10 Things to Consider During Asset Allocation
Your age
If you are between 20 and 30 years, you can allocate a significant portion of your portfolio to relatively risky assets, such as equities and equity mutual funds, which has the potential to generate higher returns in the long term. As you grow older, it is wise to have a more balanced allocation of both debt and equity mutual funds.
Your income
Your income decides the amount you can invest. Therefore, any rise in your earnings will probably lead to a corresponding rise in the amount you invest, and vice versa. Whether you are salaried or have a business, proper asset allocation is a must. Try to invest consistently, taking help of tools like a mutual fund SIP.
Your expenses
To maintain financial stability, it is essential that you spend within your means and cut down on unnecessary expenses. Impulsive spending can disrupt your asset allocation.
Your goals
The amount you allocate to a particular asset is determined by how close you are to your financial goals. If the goal seems too distant, allocating to riskier assets such as equity mutual funds can generate higher returns and help you reach the financial goal quicker.
Your risk appetite
Your asset allocation also depends heavily on how much risk you can handle. While your risk appetite may be larger for some assets, you may want to take a more conservative approach to others.
Your liabilities
Having high liabilities can force you to be more conservative even if you have a high risk appetite.
Your assets
Smart allocation is the key to a well-diversified portfolio. For instance, if your portfolio has more exposure to real estate, then you may want to consider equity asset allocation for higher growth, or perhaps debt mutual funds, depending on your risk appetite.
Time horizon
Your time horizons affects your risk tolerance and can change your asset allocation. For longer time horizons, investing via facilities like SIP can be fruitful.
Life-cycle funds asset allocation
Your risk appetite will change over time.
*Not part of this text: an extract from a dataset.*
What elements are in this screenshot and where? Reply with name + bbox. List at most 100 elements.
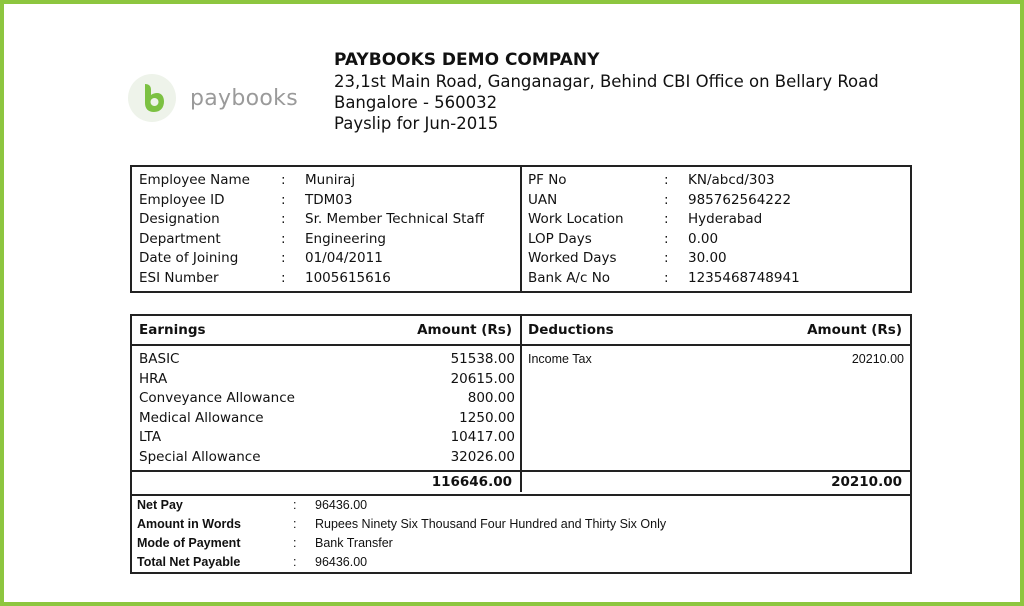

For example, an increase in salary may increase your risk appetite, while impending retirement could decrease it. You can revise your asset allocation to suit your evolving risk appetite and maximise your returns at each stage of your life.
Dynamic asset allocation funds
These funds can help investors adjust their allocation based on the highs and lows of the market. It’s important to maintain a dynamic asset allocation strategy in order to minimise downside risks and give your investments room to grow in favourable market scenarios.
Whatever the chosen approach, effective asset allocation is the key to success as an investor. Consider each of these ten factors and consult a financial advisor to help you make the right choice.